La música, ensordecedora, da para mucho. Suenan todas las canciones olvidables, más alguna que sobrevive a ese destino, I will survive o Don't go . Pero en general se prefiere la rabiosa actualidad, con sus ritmos frenéticos que no siempre están mal traídos. Justo cuando estamos deleitándonos con una de esas canciones ínfimas en las que florece alguna pizca de talento, ataca por sorpresa el ruido denigrante (increíble pero cierto) de Macarena, versión special dance . La pista de Cinquiéme Avenue se convierte en un delirio, y aunque normalmente no podríamos soportar el espectáculo, esta notable congregación de rabatíes consigue que la fuerza estética del momento sea poderosa. Es curioso hasta dónde hay que venir a veces para reconciliarse con la bajeza nacional.

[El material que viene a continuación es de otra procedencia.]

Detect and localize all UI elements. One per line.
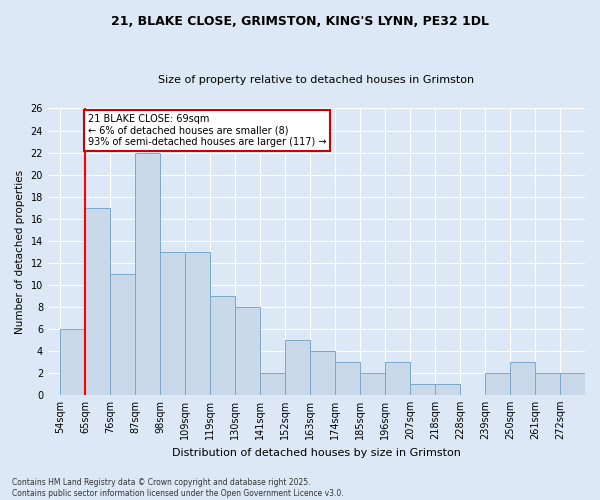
Bar (560, 373, 585, 395)
Bar (61, 328, 85, 395)
Bar (535, 373, 560, 395)
Bar (385, 362, 410, 395)
Bar (410, 384, 435, 395)
X-axis label: Distribution of detached houses by size in Grimston: Distribution of detached houses by size … (172, 448, 461, 458)
Bar (85, 208, 110, 395)
Text: 21 BLAKE CLOSE: 69sqm
← 6% of detached houses are smaller (8)
93% of semi-detach: 21 BLAKE CLOSE: 69sqm ← 6% of detached h… (88, 114, 326, 147)
Bar (136, 152, 160, 395)
Bar (510, 362, 535, 395)
Bar (160, 252, 185, 395)
Bar (235, 306, 260, 395)
Bar (285, 340, 310, 395)
Bar (485, 373, 510, 395)
Bar (335, 362, 360, 395)
Bar (110, 274, 136, 395)
Bar (310, 351, 335, 395)
Title: Size of property relative to detached houses in Grimston: Size of property relative to detached ho… (158, 76, 475, 86)
Bar (360, 373, 385, 395)
Bar (435, 384, 460, 395)
Y-axis label: Number of detached properties: Number of detached properties (15, 170, 25, 334)
Text: 21, BLAKE CLOSE, GRIMSTON, KING'S LYNN, PE32 1DL: 21, BLAKE CLOSE, GRIMSTON, KING'S LYNN, … (111, 15, 489, 28)
Bar (260, 373, 285, 395)
Bar (210, 296, 235, 395)
Text: Contains HM Land Registry data © Crown copyright and database right 2025.
Contai: Contains HM Land Registry data © Crown c… (12, 478, 344, 498)
Bar (185, 252, 210, 395)
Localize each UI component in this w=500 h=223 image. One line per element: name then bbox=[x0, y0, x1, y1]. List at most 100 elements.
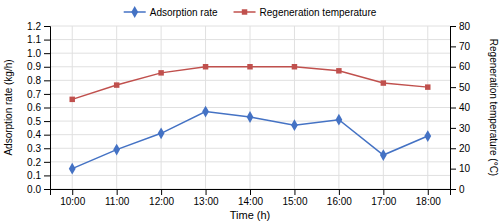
tick: 0.6 bbox=[27, 102, 50, 113]
tick: 50 bbox=[450, 82, 471, 93]
grid-line bbox=[383, 26, 384, 189]
tick: 0.5 bbox=[27, 116, 50, 127]
tick-mark bbox=[44, 80, 50, 81]
marker bbox=[203, 64, 208, 69]
plot-area: 10:0011:0012:0013:0014:0015:0016:0017:00… bbox=[27, 21, 470, 207]
series bbox=[69, 106, 431, 175]
tick: 15:00 bbox=[282, 189, 307, 207]
tick-mark bbox=[250, 189, 251, 195]
marker bbox=[69, 163, 76, 175]
tick: 12:00 bbox=[149, 189, 174, 207]
tick-label: 0.3 bbox=[27, 143, 41, 154]
tick-label: 15:00 bbox=[282, 196, 307, 207]
tick-label: 40 bbox=[459, 102, 471, 113]
tick-mark bbox=[44, 67, 50, 68]
tick: 60 bbox=[450, 61, 471, 72]
tick-mark bbox=[383, 189, 384, 195]
line bbox=[72, 67, 428, 100]
tick: 30 bbox=[450, 123, 471, 134]
tick-mark bbox=[44, 94, 50, 95]
tick: 40 bbox=[450, 102, 471, 113]
tick-mark bbox=[450, 46, 456, 47]
tick-label: 30 bbox=[459, 123, 471, 134]
tick-mark bbox=[294, 189, 295, 195]
axis-line bbox=[51, 190, 451, 196]
grid bbox=[50, 26, 450, 189]
tick-label: 0.4 bbox=[27, 129, 41, 140]
grid-line bbox=[116, 26, 117, 189]
tick-label: 50 bbox=[459, 82, 471, 93]
tick-label: 12:00 bbox=[149, 196, 174, 207]
tick-mark bbox=[44, 26, 50, 27]
grid-line bbox=[250, 26, 251, 189]
series-group bbox=[69, 64, 431, 175]
y2-axis-title: Regeneration temperature (°C) bbox=[488, 39, 499, 176]
grid-line bbox=[338, 26, 339, 189]
line bbox=[72, 112, 428, 169]
tick-label: 0.0 bbox=[27, 184, 41, 195]
tick: 70 bbox=[450, 41, 471, 52]
tick-mark bbox=[450, 67, 456, 68]
legend-label: Regeneration temperature bbox=[260, 7, 377, 18]
tick-label: 0.5 bbox=[27, 116, 41, 127]
tick-mark bbox=[450, 87, 456, 88]
tick: 11:00 bbox=[105, 189, 130, 207]
tick-label: 14:00 bbox=[238, 196, 263, 207]
tick-mark bbox=[44, 121, 50, 122]
tick: 16:00 bbox=[327, 189, 352, 207]
tick-mark bbox=[44, 53, 50, 54]
tick-mark bbox=[450, 189, 456, 190]
tick-mark bbox=[450, 148, 456, 149]
marker bbox=[291, 119, 298, 131]
tick-label: 10 bbox=[459, 163, 471, 174]
x-axis-title: Time (h) bbox=[230, 209, 271, 221]
tick-label: 0.9 bbox=[27, 61, 41, 72]
tick-mark bbox=[450, 128, 456, 129]
legend-marker bbox=[131, 6, 138, 18]
tick-label: 0 bbox=[459, 184, 465, 195]
tick-label: 0.6 bbox=[27, 102, 41, 113]
tick-mark bbox=[339, 189, 340, 195]
tick-label: 0.7 bbox=[27, 89, 41, 100]
tick: 0.2 bbox=[27, 157, 50, 168]
tick-mark bbox=[117, 189, 118, 195]
grid-line bbox=[161, 26, 162, 189]
tick-mark bbox=[44, 148, 50, 149]
tick-label: 60 bbox=[459, 61, 471, 72]
marker bbox=[69, 97, 74, 102]
tick: 20 bbox=[450, 143, 471, 154]
tick-mark bbox=[44, 135, 50, 136]
marker bbox=[114, 82, 119, 87]
legend-item: Adsorption rate bbox=[124, 6, 218, 18]
tick-mark bbox=[72, 189, 73, 195]
tick-mark bbox=[44, 162, 50, 163]
tick-label: 16:00 bbox=[327, 196, 352, 207]
tick-mark bbox=[450, 26, 456, 27]
tick: 0.1 bbox=[27, 170, 50, 181]
marker bbox=[292, 64, 297, 69]
legend: Adsorption rate Regeneration temperature bbox=[124, 6, 377, 18]
tick: 80 bbox=[450, 21, 471, 32]
y-axis-title: Adsorption rate (kg/h) bbox=[3, 59, 14, 155]
tick-label: 10:00 bbox=[60, 196, 85, 207]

Una de mis primas y su amiga entran en la pista, y después de ellas mi hermano y Eduardo. La verdad es que apetece abandonarse, meterse en mitad del ruido y del desorden, a cualquier riesgo. Pero mi otra prima no baila y me quedo para hacerle compañía. Somos los dos únicos casados. Ella tiene un marido en Canadá y yo una mujer en Madrid, así que guardaremos la compostura (aunque me cueste cuando oigo el comienzo de una canción de Cheb Khaled, también muy celebrada por el público). Mi hermano y Eduardo se desahogan a gusto, y si tuvieran más tiempo (y no sé si ganas), diríase que no encontrarían grandes dificultades para cosechar una marroquí rompedora. Especialmente mi hermano, que es larguirucho y baila con bastante donaire. Mis primas, malvadas, le señalan a una con los lustrosos pechos morenos apretados en un ceñido corpiño. Según ellas, no para de mirarle. La marroquí puede ser una muchacha de veintidós o veintitrés años. Tiene el pelo corto y unos portentosos ojos dorados.

Es preferible apurar eso, la extraña y juvenil belleza del instante. Es mejor no pensar (pero saberlo, y además recordarlo) que Marruecos también es esto, unas atrevidas muchachas que esperan con ansiedad que alguien venga a salvarlas y que dudosamente serán redimidas. El patoso bailón europeo, compruebo poco después, ya tiene su garra pegajosa puesta en la cintura de una larga garza morena.